Documenting and organizing the research often gets left to the end of the project. However, it should be built into the workflows from the start. Before any research is started, the team should start a README file, make plans for other documentation such as data dictionaries, and also decide on naming conventions and file structure. The team should regularly review the data and other content as well to ensure that it is well organized and documented.

Finally, we need to ask where is the benefit to researchers for doing this? Unfortunately, most researchers do not get credit for making their data available like they get credit for publishing their research in journals, proceedings, or books. However, there are still direct benefits to practicing open science in this way. First, treating one’s data and other research products as if they are going to be open typically results in cleaner, more organized, and documented products. Also, this will help researchers spend less time with their data in the long run, better dealing with personnel changes as grad students and post-docs come and go. Additionally, for large projects with many collaborators, such techniques will facilitate easy sharing of content among personnel.
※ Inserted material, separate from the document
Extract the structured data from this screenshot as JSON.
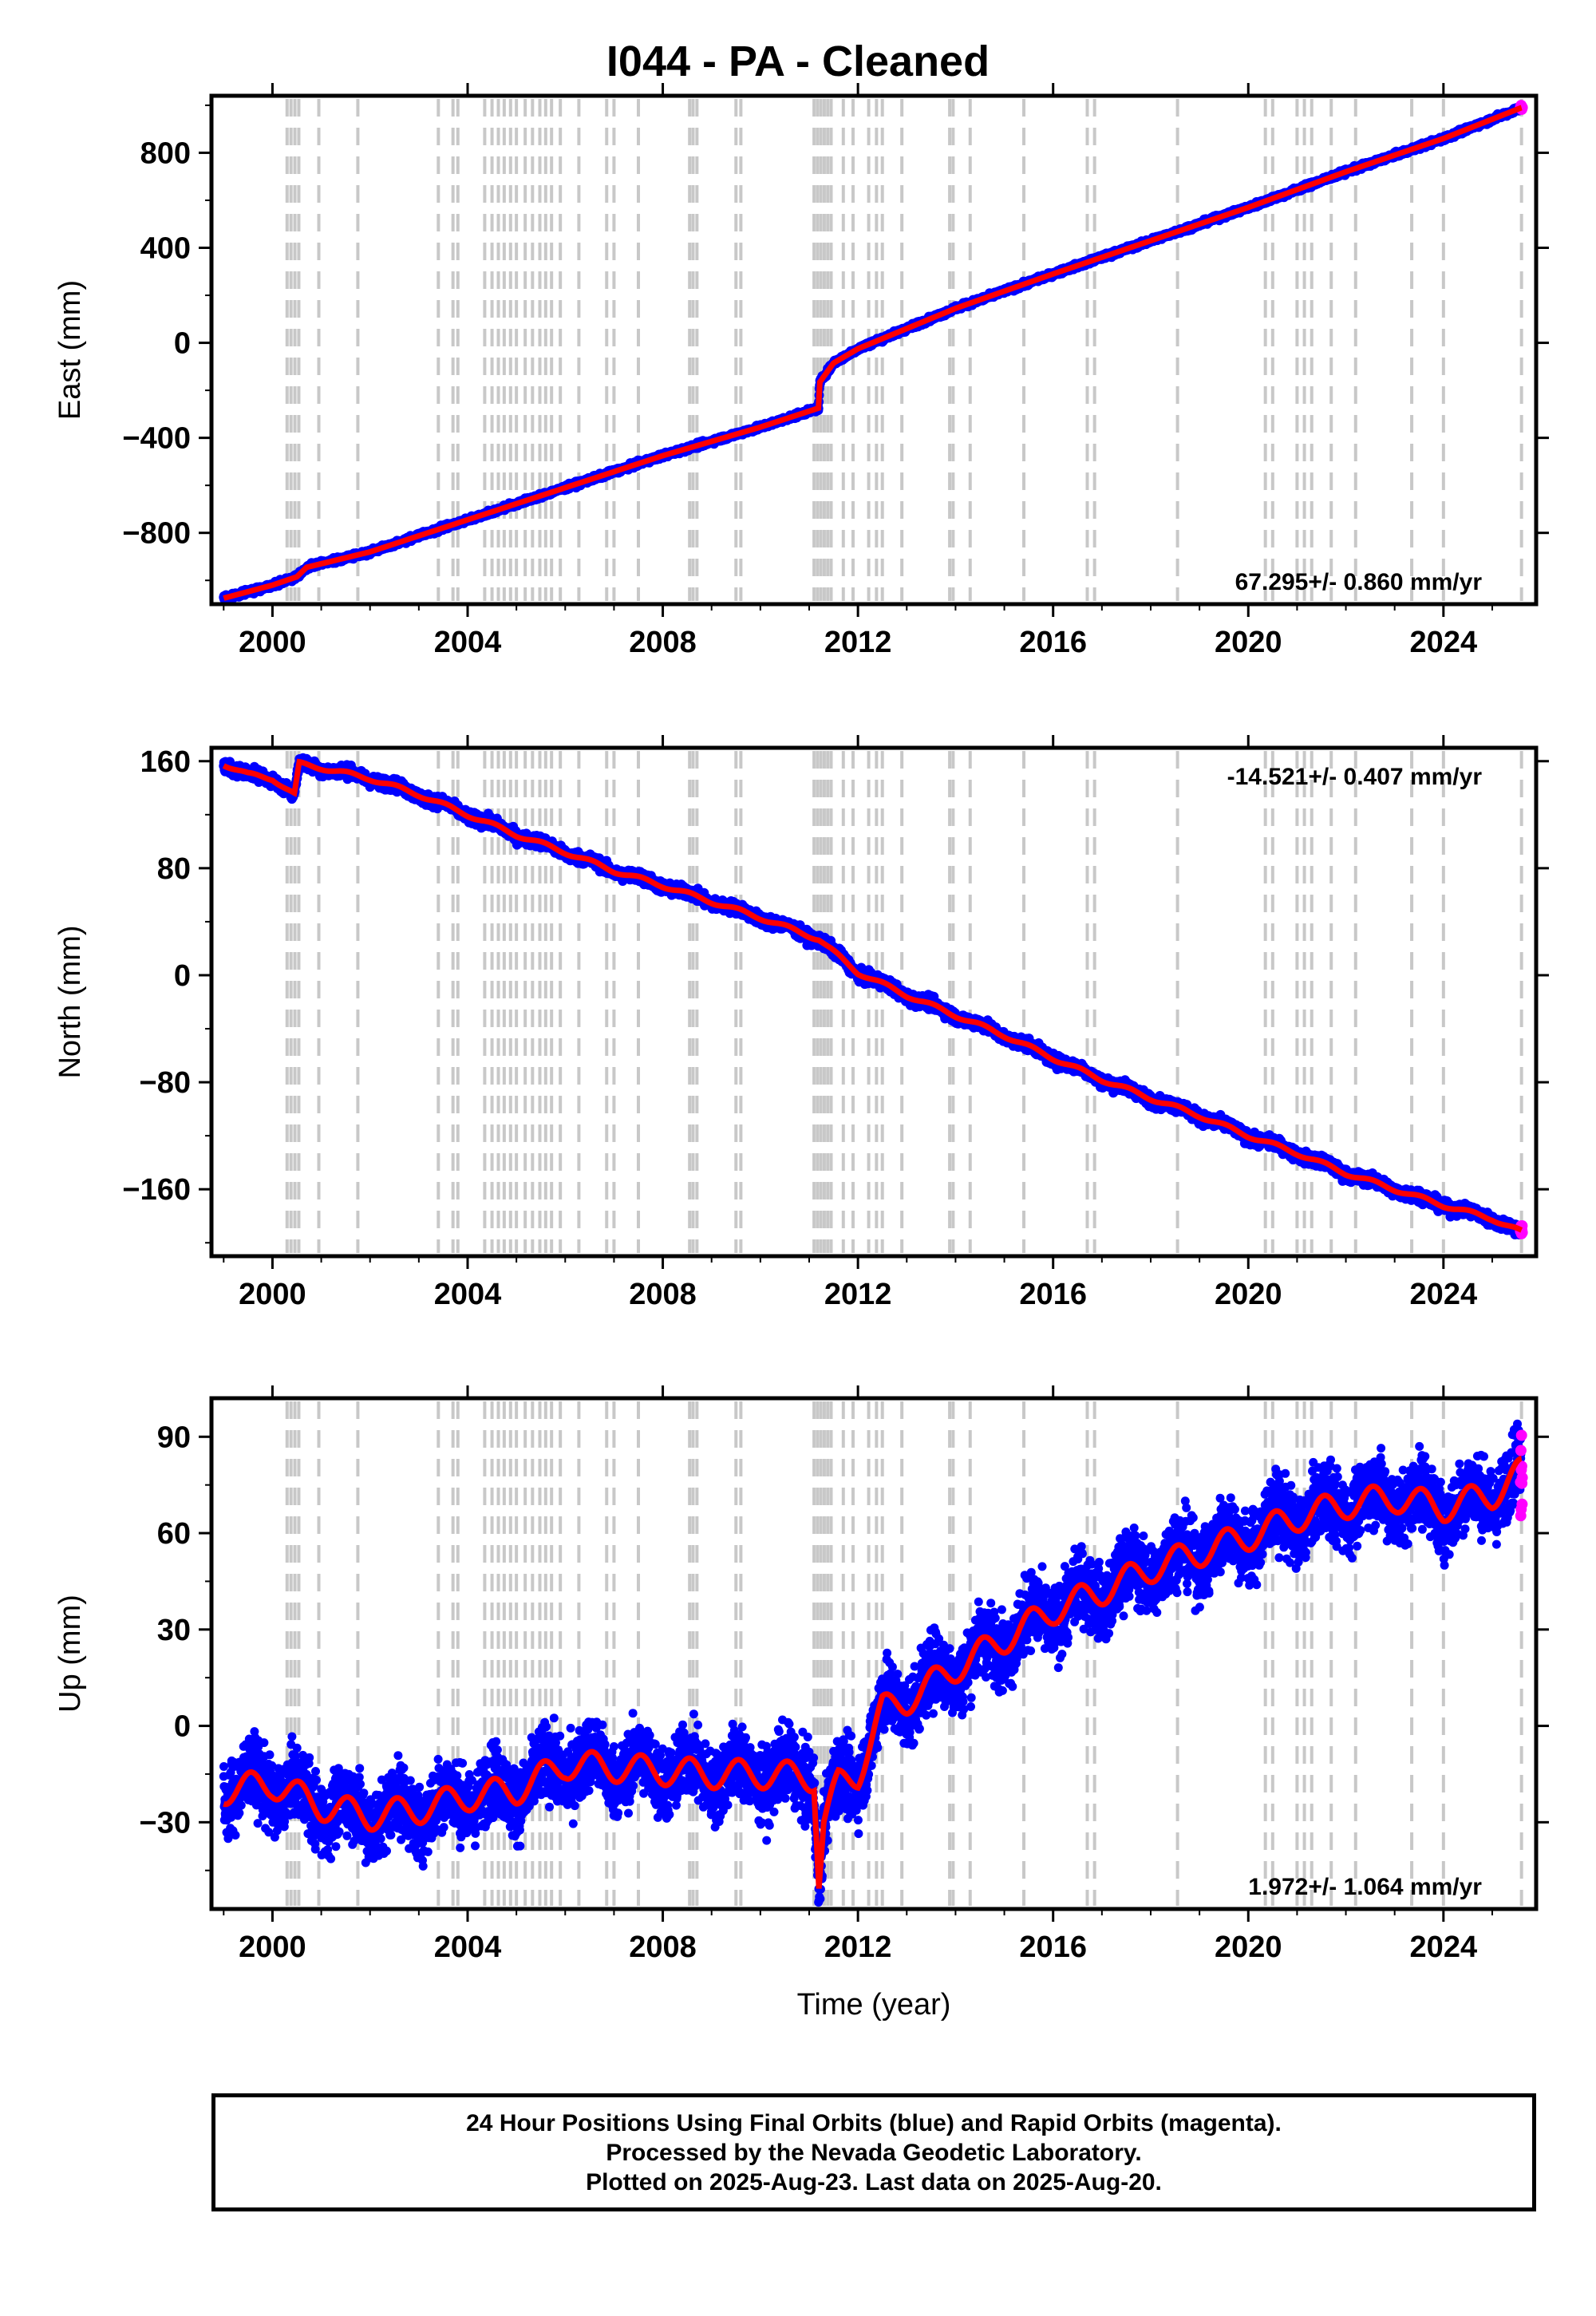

It should also be noted that studies have documented that researchers who make their data open, are cited more often.

While the general trend towards openness in academic research is a good thing, the culture and practices around open research are still developing. Many researchers do make their data available, but typically they do not provide enough of the other products of research to fully realize their potential. By providing most if not all the products of their research, carefully organizing, documenting and versioning from the start, researchers can both get the most impact from their data, and also be more efficient in their own daily practice.